Here are the results from 2 tests (have run some more, but not pasting here for space):
Please check the total seconds value, lower the better. I have run multi thread to see the actual all core usage here. Also single thread performance
Pop OS 19.10:
sysbench --test=cpu --threads=1 --cpu-max-prime=20000 --events=10000 --time=0 run
WARNING: the --test option is deprecated. You can pass a script name or path on the command line without any options.
sysbench 1.0.17 (using system LuaJIT 2.1.0-beta3)
Running the test with following options:
Number of threads: 1
Initializing random number generator from current time
Prime numbers limit: 20000
Initializing worker threads...
Threads started!
CPU speed:
events per second: 327.86
General statistics:
total time: 30.4990s
total number of events: 10000
Latency (ms):
min: 3.04
avg: 3.05
max: 4.30
95th percentile: 3.07
sum: 30496.44
Threads fairness:
events (avg/stddev): 10000.0000/0.00
execution time (avg/stddev): 30.4964/0.00
Windows 10 WSL2 Ubuntu 18.04:
l ~ sysbench --test=cpu --threads=1 --cpu-max-prime=20000 --events=10000 --time=0 run
WARNING: the --test option is deprecated. You can pass a script name or path on t
he command line without any options.
sysbench 1.0.11 (using system LuaJIT 2.1.0-beta3)

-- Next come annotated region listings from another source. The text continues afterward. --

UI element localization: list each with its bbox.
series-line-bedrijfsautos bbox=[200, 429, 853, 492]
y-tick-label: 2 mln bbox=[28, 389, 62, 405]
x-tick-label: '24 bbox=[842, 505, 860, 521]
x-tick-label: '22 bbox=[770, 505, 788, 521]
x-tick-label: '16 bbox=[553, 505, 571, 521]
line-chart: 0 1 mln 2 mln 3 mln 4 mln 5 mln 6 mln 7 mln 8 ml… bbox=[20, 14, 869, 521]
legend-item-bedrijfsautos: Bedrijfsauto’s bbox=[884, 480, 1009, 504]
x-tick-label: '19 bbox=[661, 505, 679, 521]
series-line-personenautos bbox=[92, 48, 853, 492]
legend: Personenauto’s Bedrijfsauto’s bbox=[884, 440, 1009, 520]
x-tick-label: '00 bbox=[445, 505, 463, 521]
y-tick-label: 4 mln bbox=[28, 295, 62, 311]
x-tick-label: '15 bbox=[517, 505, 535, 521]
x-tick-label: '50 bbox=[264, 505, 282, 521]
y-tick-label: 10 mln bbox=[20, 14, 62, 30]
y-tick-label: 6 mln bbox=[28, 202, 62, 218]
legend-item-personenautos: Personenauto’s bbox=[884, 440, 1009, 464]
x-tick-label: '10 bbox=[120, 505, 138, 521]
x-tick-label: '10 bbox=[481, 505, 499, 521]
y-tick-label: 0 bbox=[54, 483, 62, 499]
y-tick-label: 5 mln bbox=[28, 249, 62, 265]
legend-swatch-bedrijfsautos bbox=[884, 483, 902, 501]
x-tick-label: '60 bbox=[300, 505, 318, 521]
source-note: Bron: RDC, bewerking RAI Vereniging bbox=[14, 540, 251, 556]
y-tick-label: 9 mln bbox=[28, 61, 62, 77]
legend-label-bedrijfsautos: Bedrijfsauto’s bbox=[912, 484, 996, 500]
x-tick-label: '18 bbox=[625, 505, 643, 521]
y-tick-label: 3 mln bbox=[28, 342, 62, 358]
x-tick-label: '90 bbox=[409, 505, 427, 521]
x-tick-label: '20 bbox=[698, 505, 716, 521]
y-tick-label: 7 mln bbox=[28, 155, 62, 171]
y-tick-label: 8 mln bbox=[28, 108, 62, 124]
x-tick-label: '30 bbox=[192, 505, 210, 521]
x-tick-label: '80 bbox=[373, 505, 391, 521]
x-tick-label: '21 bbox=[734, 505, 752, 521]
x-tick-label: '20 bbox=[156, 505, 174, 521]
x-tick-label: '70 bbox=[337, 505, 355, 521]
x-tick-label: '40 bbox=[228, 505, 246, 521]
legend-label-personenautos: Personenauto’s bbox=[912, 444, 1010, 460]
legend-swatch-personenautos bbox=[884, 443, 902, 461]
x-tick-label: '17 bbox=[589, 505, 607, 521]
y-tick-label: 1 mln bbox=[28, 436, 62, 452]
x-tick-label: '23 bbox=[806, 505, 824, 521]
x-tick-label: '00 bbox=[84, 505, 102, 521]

Running the test with following options:
Number of threads: 1
Initializing random number generator from current time
Prime numbers limit: 20000
Initializing worker threads...
Threads started!
CPU speed:
events per second: 518.83
General statistics:
total time: 19.2723s
total number of events: 10000
Latency (ms):
min: 1.77
avg: 1.93
max: 5.38
95th percentile: 2.57
sum: 19264.54
Threads fairness:
events (avg/stddev): 10000.0000/0.00
execution time (avg/stddev): 19.2645/0.00
Now 16 threads: (for 8 virtual cores) with much bigger prime number calculation and events:
Pop OS 19.10:
sysbench --test=cpu --threads=16 --cpu-max-prime=200000 --events=100000 --time=0 run
WARNING: the --test option is deprecated. You can pass a script name or path on the command line without any options.
sysbench 1.0.17 (using system LuaJIT 2.1.0-beta3)
Running the test with following options:
Number of threads: 16
Initializing random number generator from current time
Prime numbers limit: 200000
Initializing worker threads...
Threads started!
CPU speed:
events per second: 133.89
General statistics:
total time: 746.8843s
total number of events: 100000
Latency (ms):
min: 57.20
avg: 119.49
max: 422.58
95th percentile: 137.35
sum: 11949361.45
Threads fairness:
events (avg/stddev): 6250.0000/11.85
execution time (avg/stddev): 746.8351/0.02
Now Windows 10 WSL2 Ubuntu 18.04:
➜ ~ sysbench --test=cpu --threads=16 --cpu-max-prime=200000 --events=100000 --time=0 run
WARNING: the --test option is deprecated. You can pass a script name or path on t
he command line without any options.
sysbench 1.0.11 (using system LuaJIT 2.1.0-beta3)
Running the test with following options:
Number of threads: 16
Initializing random number generator from current time
Prime numbers limit: 200000
Initializing worker threads...
Threads started!
CPU speed:
events per second: 134.29
General statistics:
total time: 744.6686s
total number of events: 100000
Latency (ms):
min: 58.24
avg: 119.14
max: 406.73
95th percentile: 137.35
sum: 11913837.74
Threads fairness:
events (avg/stddev): 6250.0000/21.17
execution time (avg/stddev): 744.6149/0.03
Also WSL2 was using all the cores simultaneously with full capacity, like wise Pop OS was also using. So we can clearly see Windows 10 WSL2 was really good in utilising CPU resources in the same way (or better!!) like that of bare metal Linux distro. Really this time Microsoft has put some good work for the developers working on Windows 10 (both home edition and enterprise). I am looking forward to WSL2 in coming days with better I/O access in mounted filesystems, and also accessing GPU. Then Windows 10 will become a developer friendly OS.